We are familiar with: singular decomposition is similar to: in which the values of row and column of matrix are, orthogonal matrix, diagonal matrix and orthogonal matrix, the elements on the diagonal of matrix are called singular values, in which the non-zero singular value is the square root of the eigenvalue of or, the left singular vector is the eigenvector of, and the right singular vector is the eigenvector of. Because singular matrix can’t be inversed, and inversing is a very good method to study matrix, so we should consider the method of regressing to find the second, to find the pseudo inverse, which is the closest to matrix inversing. We should turn the matrix into the most comfortable form to study other properties. The pseudo inverse turns the matrix into the main non-zero elements with rank on the diagonal, and the other elements in the matrix are all zero, which is also statistical The methods commonly used in learning are very easy to use in machine learning.

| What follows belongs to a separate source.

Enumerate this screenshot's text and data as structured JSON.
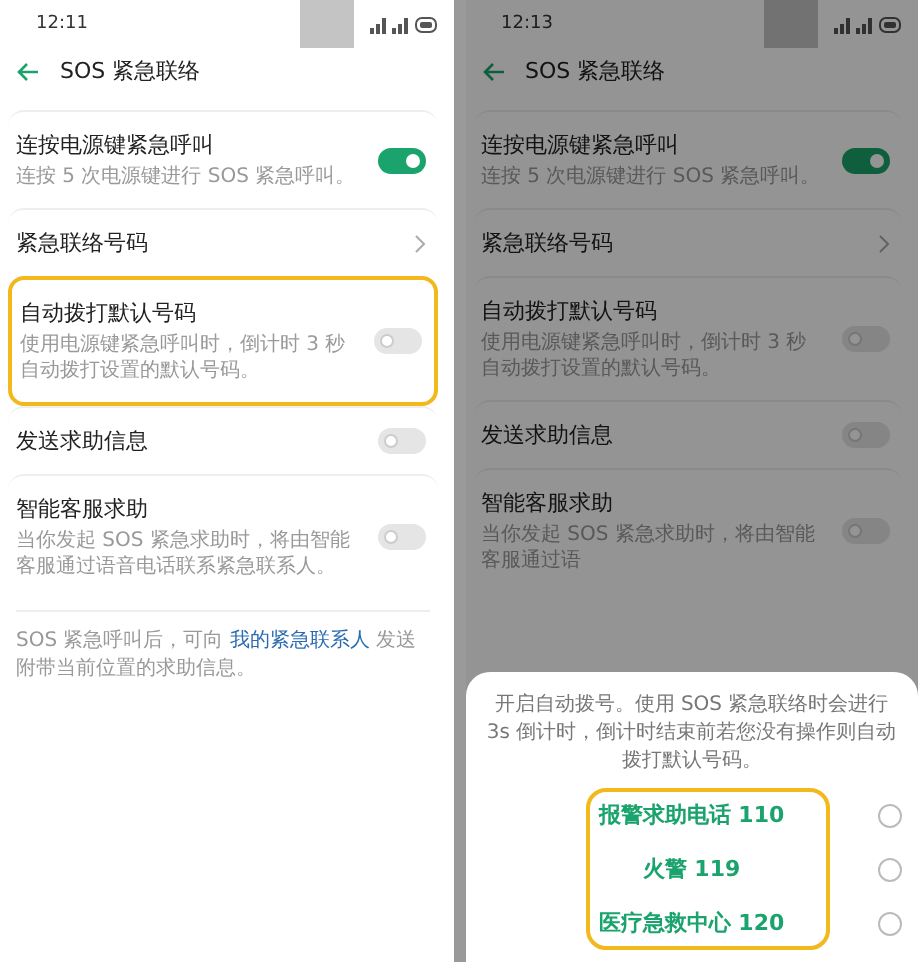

  • Diagonal matrix: only the main diagonal contains non-zero elements;
  • Unit vector: vector with unit norm,;
  • Vector orthogonal: if both vectors are non-zero, the included angle is 90 degrees;
  • Standard orthogonal: mutually orthogonal, norm 1;
  • Orthogonal matrix: row vector and column vector are orthonormal respectively;
  • Feature decomposition: the matrix is decomposed into feature vector and feature value;
  • Eigenvalues and eigenvectors: sum of;
  • Positive definite, semi positive definite and negative definite: all eigenvalues are positive, non negative and all negative.


One of the major characteristics of linear algebra is “a large string”, a unified knowledge system, which is closely linked with each other and very beautiful. It has an important application in deep learning, so we should learn it well.

If necessary, it is strongly recommended to listen to the course once, you can check here, hope you are happy to learn!

  • This article starts with the official account number: RAIS, and expects your attention.